Pierce wanted renomination, but soon realised it was impossible. Like Fillmore and Tyler before him, he was cast aside by his party. The nominee was Buchanan, who then won the Presidential election, thanks to the continuing mutually assured destruction of the Whigs.
Pierce repaired to New Hampshire to sulk after the inauguration of his successor, which he handled with some dignity.
Events rolled on, and when the Civil War came he could not resist some ‘I told you so' public remarks that aroused the censors. To their inquiries he reacted in high dungeon. None of this was a productive turn of events. He made it worse by his belligerence, and, indeed, his remarks, as quoted in these pages sympathise with the South as the wronged party. Additionally, the timing was as bad as possible, because he made these remarks on 4 July 1863 even as news of the great Union victory at Gettysburg was on the telegraph wires. Some suspected he was a Copperhead or at least a Doughface. The former is an active Confederate agent and the latter a trustworthy sympathiser.
His wife continued to live with her sister, suffering from and finally succumbing to tuberculous. The last of the children died in a train derailment when the Mr and Mrs Pierce were travelling to Washington for his inauguration. It was terrible shock to both of them and she never got over it. He seems to have sublimated it.
He turned himself into a farmer and spent some of his time with Nathaniel Hawthorne, whose high opinion of Pierce is the one thing that give me pause, for Hawthorne was an insightful man. How else could he have written ‘The Scarlet Letter’ with a nose for hypocrisy as per 'The Blithedale Romance.'
Pierce turned ever more to drink and died of liver disease in a few years. Visitors to his farm had often found him in a stupor.
Like so many other presidents, Pierce had no contact with his VIce-President, William King, who was a supporter of Buchanan.
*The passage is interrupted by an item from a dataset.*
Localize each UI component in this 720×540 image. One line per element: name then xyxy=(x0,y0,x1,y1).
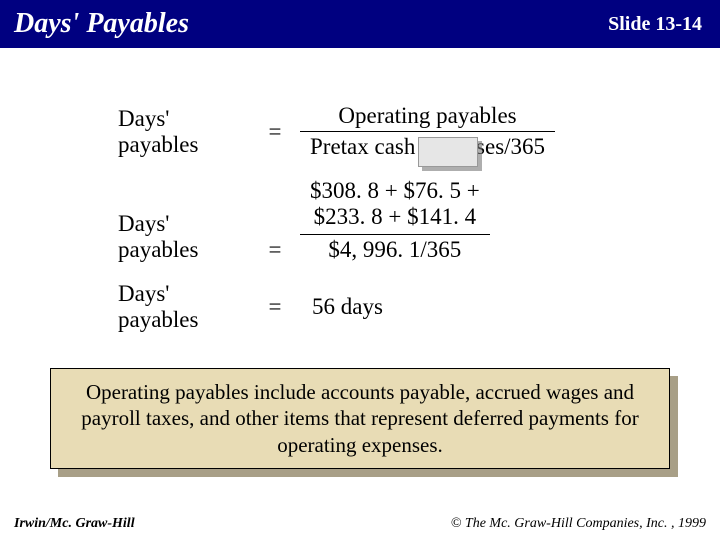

In fact, King was sworn in as Vice-President by the American counsel in Havana, where King had gone to seek relief from tuberculous. He died a month after taking the oath. He was a Vice President who never foot in Washington D.C. That left the President Pro Tem of the Senate as next in line for three years and ten months.
The book reads like a synthesis of existing knowledge and not original research. There are no quotations from any personal letters by Pierce. I guess that is inevitable in a series where the emphasis is on complete coverage and not originality.
The result is quite a distance from the subject because the author has no evident first hand contact with the subject, i.e., he has not held the letters or papers Pierce wrote, nor visited the sites in New Hampshire, nor looked at the local newspapers, but instead harvests from other studies who authors have done that. It is called desk research.